Die Zeit großer Ambitionen scheint jedoch vorbei: Die Parzellen der zweiten Siedlungshälfte wurden pragmatisch auf die unterschiedlichen Bauträger aufgeteilt, für Mischek plante Architektin Margarethe Cufer den ersten Hof am Eck, der den architektonischen Auftakt zur Siedlung bildet.

Pragmatisch schlicht

Die wohnbauerfahrene Einzelkämpferin plant „Häuser für die Leute“, wie sie sie nennt. Das sind Gebäude, die sich durch zeitlose Ruhe, Lebensnähe und hohe Nutzerzufriedenheit auszeichnen - und nicht lediglich durch fesche Fotos in Hochglanz-Gazetten. Cufers Qualität liegt im angemessenen Umgang mit den Rahmenbedingungen. In diesem Fall waren das der Mischek-Fertigteilbaukasten mit seinen vorgegebenen Spannweiten, Fensterformaten und Wandelementen. Zu guter Letzt wurden die insgesamt 89 Wohnungen in ein Freiraumkonzept von Maria Auböck und János Kárász eingebettet: In Schichtenlinien steigt der Grüngürtel vom Teich an der Oberlaaer Straße stark an, mit mehreren Rampen arbeitet sich die neue baumgesäumte Kurt-Tichy-Straße durch die Landschaft.

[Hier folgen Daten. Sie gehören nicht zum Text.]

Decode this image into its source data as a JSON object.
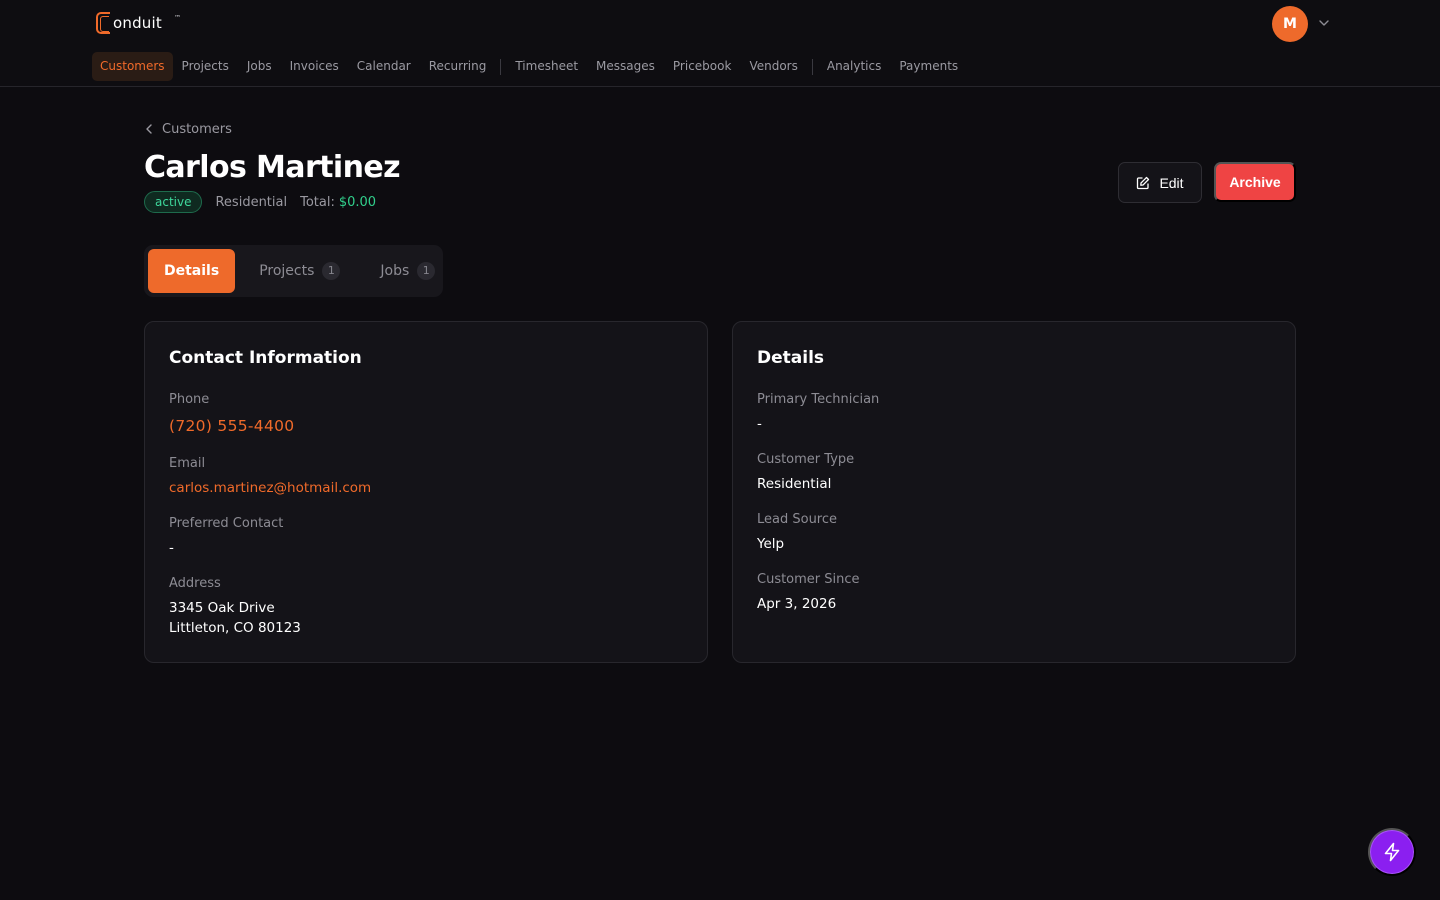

Am Horizont schließlich erstrahlt der Wohnblock. Die offene Zugangsschneise ist von mehreren Luftbrücken durchzogen, die die obere und untere Haushälfte auf jeder Ebene als ein Ganzes erscheinen lassen. An jedem Eck sitzt ein Stiegenhaus, eine Öffnung in der Südwand öffnet die Loggia nicht nur ins Grüne hinaus.

Damit die Sonne die Bewohner nicht nur im Hochsommer erreichen kann, hat Margarethe Cufer das letzte Geschoß - sozusagen die Krönung des Ganzen - in einem kräftigen Orange gestrichen. In regelmäßigen Abständen sind die Fassaden von grauen Loggienelementen umfasst. Alle Wohnungen der Nord- und Südflanken sind durchgesteckt, beidseitig belichtet und mit Südloggien versehen. Die nordseitigen Laubengänge sind von respektablen Lufträumen durchbrochen, die die Blicke nicht zu nahe an den Fenstern der Bewohner gieren lassen.

Lebensnahes Denken beweisen unter anderem der groß dimensionierte Fahrradraum und die witterungssicher zugängliche Waschküche mit Blick in den hellen Kinderspielraum. Seiner hohen Lage ist zu verdanken, dass die Mieter in blickgeschützte Gärten hinaustreten können. Offen breitet sich der Grünraum bis hin zum Teich aus. Auf dem Weg dahin scheint es einen fröhlichen Dialog zwischen den Mohnblumen in der Landschaft und dem orangen Terrassengeschoß zu geben. Alles in allem ist das ein schöner Rahmen für die Natur und das Leben.